If you are a player or a coach ask yourself?
- Do I trust my talent?
- Do I trust my coach/pitcher?
- Do I trust my work ethic?
- Do I trust my mental preparation?
- Do I trust my catcher?
- Do I trust my mechanics/ or the ability to teach them.
- Do I trust my Scouting Report?
- Do I trust my Game day pitching plan?
- Do I trust my pre-game routine?
- Do I trust my mental toughness to battle through adversity?
July 14, 2011
Wow – Darrell… What a great post. I think your approach is especially important with today's players. Our attention spans are shortening – it's even hard for me to watch an entire game on tv pitch-by-pitch, and I don't do it near as much as I used to. And our players are used to being entertained almost constantly – I actually think baseball is boring to many of them. I coach the 8th grade team that feeds into the varsity program that my sons played in. Coaching a mental approach to the game is my number one goal. One of the challenges is that our kids aren't really baseball fans – not the way old guys like me grew up watching baseball. I try to teach them how to focus on a baseball game one pitch at a time. When I ask them, almost none of them have ever watched every pitch of a major league baseball game on tv or live. I sometimes assign a Sunday night game on tv as homework.
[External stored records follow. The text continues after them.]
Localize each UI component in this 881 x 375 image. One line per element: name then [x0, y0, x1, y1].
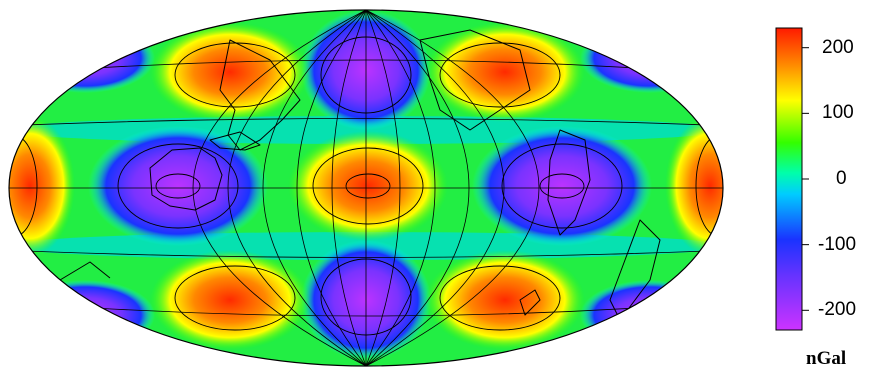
meridian-w60	[296, 10, 367, 366]
meridian-e30	[365, 10, 401, 366]
meridian-e150	[365, 10, 540, 366]
warm-edge-right	[665, 116, 723, 256]
coast-north-america	[419, 29, 531, 131]
meridian-e90	[365, 10, 470, 366]
colorbar-unit-label: nGal	[806, 348, 847, 369]
colorbar-tick-label: 200	[822, 36, 854, 58]
contour-right-inner	[539, 173, 585, 199]
warm-bottom-left	[150, 250, 310, 350]
warm-bottom-right	[425, 250, 585, 350]
graticule	[9, 10, 723, 366]
colorbar	[775, 27, 803, 331]
map-body	[9, 10, 723, 366]
colorbar-tick-label: -100	[818, 233, 857, 255]
meridian-w150	[192, 10, 367, 366]
contour-bottom-left	[174, 265, 296, 331]
meridian-w30	[331, 10, 367, 366]
coast-australia	[149, 147, 223, 211]
contour-top-right	[439, 42, 561, 108]
colorbar-tick-label: 100	[822, 102, 854, 124]
map-border	[8, 9, 724, 367]
warm-top-left	[150, 22, 310, 122]
contour-left	[117, 143, 239, 229]
coast-asia	[219, 39, 301, 151]
cool-bottom-far-right	[580, 280, 720, 350]
cool-top-far-right	[580, 23, 720, 93]
coast-indonesia	[209, 131, 261, 151]
contour-left-inner	[155, 173, 201, 199]
colorbar-tick-label: 0	[836, 168, 847, 189]
warm-center	[288, 131, 448, 241]
colorbar-tick-label: -200	[818, 299, 857, 321]
contour-bottom-right	[439, 265, 561, 331]
coast-africa	[547, 129, 591, 236]
contour-center	[312, 147, 424, 225]
cool-bottom-far-left	[15, 280, 155, 350]
meridian-w90	[262, 10, 367, 366]
cool-top-far-left	[15, 23, 155, 93]
meridian-w120	[227, 10, 367, 366]
colorbar-ticks	[802, 47, 809, 311]
coast-new-zealand	[519, 289, 541, 316]
meridian-e60	[365, 10, 436, 366]
meridian-e120	[365, 10, 505, 366]
cool-center-left	[88, 126, 268, 246]
warm-edge-left	[9, 116, 75, 256]
contour-right	[501, 143, 623, 229]
coast-antarctic-left	[59, 261, 111, 281]
warm-top-right	[425, 22, 585, 122]
contour-center-inner	[345, 173, 391, 199]
cool-center-right	[472, 126, 652, 246]
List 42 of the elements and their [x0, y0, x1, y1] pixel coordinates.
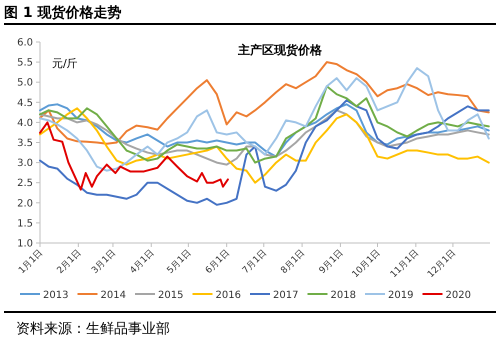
x-tick-label: 5月1日: [166, 248, 194, 276]
line-series: [39, 109, 490, 166]
y-tick-label: 3.0: [17, 158, 33, 170]
y-tick-label: 1.5: [17, 218, 33, 230]
y-tick-label: 3.5: [17, 138, 33, 149]
y-tick-label: 2.0: [17, 198, 33, 210]
x-tick-label: 12月1日: [426, 248, 458, 280]
x-tick-label: 11月1日: [388, 248, 421, 280]
x-tick-label: 7月1日: [240, 248, 269, 276]
line-series: [39, 99, 490, 206]
x-tick-label: 3月1日: [90, 248, 118, 276]
x-tick-label: 1月1日: [17, 248, 46, 276]
x-tick-label: 8月1日: [279, 248, 308, 276]
legend-label: 2018: [330, 290, 356, 301]
line-series: [39, 107, 490, 184]
x-tick-label: 4月1日: [128, 248, 156, 276]
x-tick-label: 6月1日: [204, 248, 232, 276]
y-tick-label: 4.0: [17, 118, 33, 129]
y-axis-title: 元/斤: [52, 57, 78, 70]
chart-title: 图 1 现货价格走势: [4, 5, 122, 21]
y-tick-label: 5.5: [17, 58, 33, 69]
y-tick-label: 5.0: [17, 78, 33, 89]
chart-subtitle: 主产区现货价格: [237, 43, 323, 57]
legend-label: 2015: [158, 290, 184, 301]
y-tick-label: 1.0: [17, 238, 33, 250]
x-tick-label: 2月1日: [56, 248, 84, 276]
y-tick-label: 6.0: [17, 38, 33, 48]
legend-label: 2020: [446, 290, 471, 301]
legend-label: 2019: [388, 290, 414, 301]
line-series: [39, 121, 229, 191]
line-series: [39, 67, 490, 172]
text: 资料来源：生鲜品事业部: [16, 321, 170, 337]
legend-label: 2013: [43, 290, 68, 301]
x-tick-label: 9月1日: [318, 248, 346, 276]
legend-label: 2017: [273, 290, 298, 301]
legend-label: 2014: [100, 290, 126, 301]
y-tick-label: 4.5: [17, 98, 33, 109]
line-series: [39, 103, 490, 158]
x-tick-label: 10月1日: [350, 248, 383, 280]
line-series: [39, 85, 490, 164]
y-tick-label: 2.5: [17, 178, 33, 190]
legend-label: 2016: [216, 290, 241, 301]
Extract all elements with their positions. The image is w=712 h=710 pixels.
One of the things I tell them is that baseball is not the most important thing in the world – except for when you're doing it. The very first thing we teach them before we let them on the field at our first practice is that as soon as we cross the line at the gate into the complex, we start running. The reason we do that is to remind them that that's the point at which they should put everything but baseball out of their mind. I tell them that you can't treat baseball as just something else to do for a couple of hours – no different than playing a video game, or listening to an i-pod, or texting, or hanging out at the mall. You have to treat baseball as something special or you'll never be successful at it. I love your approach. Please don't hesitate to post more about it.
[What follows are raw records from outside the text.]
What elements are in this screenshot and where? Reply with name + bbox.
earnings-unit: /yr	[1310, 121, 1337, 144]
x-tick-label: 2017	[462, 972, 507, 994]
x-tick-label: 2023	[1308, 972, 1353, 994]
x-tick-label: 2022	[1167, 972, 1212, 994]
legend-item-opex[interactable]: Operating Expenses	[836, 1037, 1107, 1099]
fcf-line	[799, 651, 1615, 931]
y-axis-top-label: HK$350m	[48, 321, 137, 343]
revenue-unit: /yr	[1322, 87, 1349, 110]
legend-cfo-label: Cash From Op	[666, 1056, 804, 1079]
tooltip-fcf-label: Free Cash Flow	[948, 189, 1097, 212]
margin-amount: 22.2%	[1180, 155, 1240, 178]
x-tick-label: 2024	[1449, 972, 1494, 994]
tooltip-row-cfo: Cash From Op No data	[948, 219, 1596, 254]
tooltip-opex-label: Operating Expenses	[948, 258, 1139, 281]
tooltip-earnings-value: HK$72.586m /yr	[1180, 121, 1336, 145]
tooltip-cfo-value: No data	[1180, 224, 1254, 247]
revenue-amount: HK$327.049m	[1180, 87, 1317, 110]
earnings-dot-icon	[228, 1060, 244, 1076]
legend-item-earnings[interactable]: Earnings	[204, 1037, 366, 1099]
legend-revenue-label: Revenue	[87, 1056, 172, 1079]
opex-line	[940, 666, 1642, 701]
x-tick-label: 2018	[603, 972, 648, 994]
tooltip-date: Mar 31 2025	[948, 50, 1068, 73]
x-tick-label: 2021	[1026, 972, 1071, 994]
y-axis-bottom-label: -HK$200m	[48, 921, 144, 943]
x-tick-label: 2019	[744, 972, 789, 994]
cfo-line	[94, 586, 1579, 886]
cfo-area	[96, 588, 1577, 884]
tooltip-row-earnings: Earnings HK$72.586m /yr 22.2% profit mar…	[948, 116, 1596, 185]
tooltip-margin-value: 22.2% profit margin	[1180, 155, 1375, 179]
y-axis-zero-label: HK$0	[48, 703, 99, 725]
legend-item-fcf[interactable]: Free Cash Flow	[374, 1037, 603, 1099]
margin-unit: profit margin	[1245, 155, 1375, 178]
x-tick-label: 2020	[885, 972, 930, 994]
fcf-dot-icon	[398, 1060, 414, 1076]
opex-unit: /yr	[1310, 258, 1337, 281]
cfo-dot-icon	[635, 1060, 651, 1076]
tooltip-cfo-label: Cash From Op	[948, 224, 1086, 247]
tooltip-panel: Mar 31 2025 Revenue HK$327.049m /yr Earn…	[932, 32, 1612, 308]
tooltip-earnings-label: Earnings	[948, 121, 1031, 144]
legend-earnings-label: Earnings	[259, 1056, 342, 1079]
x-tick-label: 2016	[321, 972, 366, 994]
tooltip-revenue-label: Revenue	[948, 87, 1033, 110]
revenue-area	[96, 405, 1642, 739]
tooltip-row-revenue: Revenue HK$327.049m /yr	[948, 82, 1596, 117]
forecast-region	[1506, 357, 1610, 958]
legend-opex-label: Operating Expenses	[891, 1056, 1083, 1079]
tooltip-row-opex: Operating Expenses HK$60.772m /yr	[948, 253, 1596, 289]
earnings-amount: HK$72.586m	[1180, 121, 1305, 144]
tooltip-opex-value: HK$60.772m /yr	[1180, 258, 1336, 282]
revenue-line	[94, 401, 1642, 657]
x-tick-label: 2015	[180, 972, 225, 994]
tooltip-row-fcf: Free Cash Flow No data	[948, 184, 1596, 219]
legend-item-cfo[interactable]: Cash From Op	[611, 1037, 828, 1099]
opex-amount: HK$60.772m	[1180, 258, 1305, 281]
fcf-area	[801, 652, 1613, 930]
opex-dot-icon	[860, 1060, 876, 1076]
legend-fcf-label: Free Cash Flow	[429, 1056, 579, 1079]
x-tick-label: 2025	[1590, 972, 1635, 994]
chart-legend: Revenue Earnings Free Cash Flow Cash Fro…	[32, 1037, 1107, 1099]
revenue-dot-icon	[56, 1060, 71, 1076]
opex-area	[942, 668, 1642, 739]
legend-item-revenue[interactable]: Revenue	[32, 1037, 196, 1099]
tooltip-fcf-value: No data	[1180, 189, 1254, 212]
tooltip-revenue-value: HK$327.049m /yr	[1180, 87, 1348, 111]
Proud father of a U.S. Marine (HOME from Afghanistan)
July 1, 2011
You make some very important observations and points. I'll tell you something that I learned coaching my daughter's 5th Grade Girls AAU Basketball Team years ago. That girls what someone they can trust, then you can get the buy in. If they trust you they will run through a wall for you. With the boys, they want someone to explain and show them what to do then you get the buy in, if they believe you have their best interest at heart then they will follow. I believe the main reason today's young players think baseball is boring is because we haven't truly taught them how to watch a game and the mental capacity it takes to play it. That's why I try to teach the mental side first, if we can explain the game and show them how to play it right, then we have a chance to get the buy in and keep their attention. The ability to make players better than they think they can be is what makes you a great coach and friend. The best coaches in the world are able to teach, educate and motivate. A lot of what you are teaching are valuable life skills, not just sports cliches. Thanks for your feedback and for having what I think is a great coaching perspective. You got it right.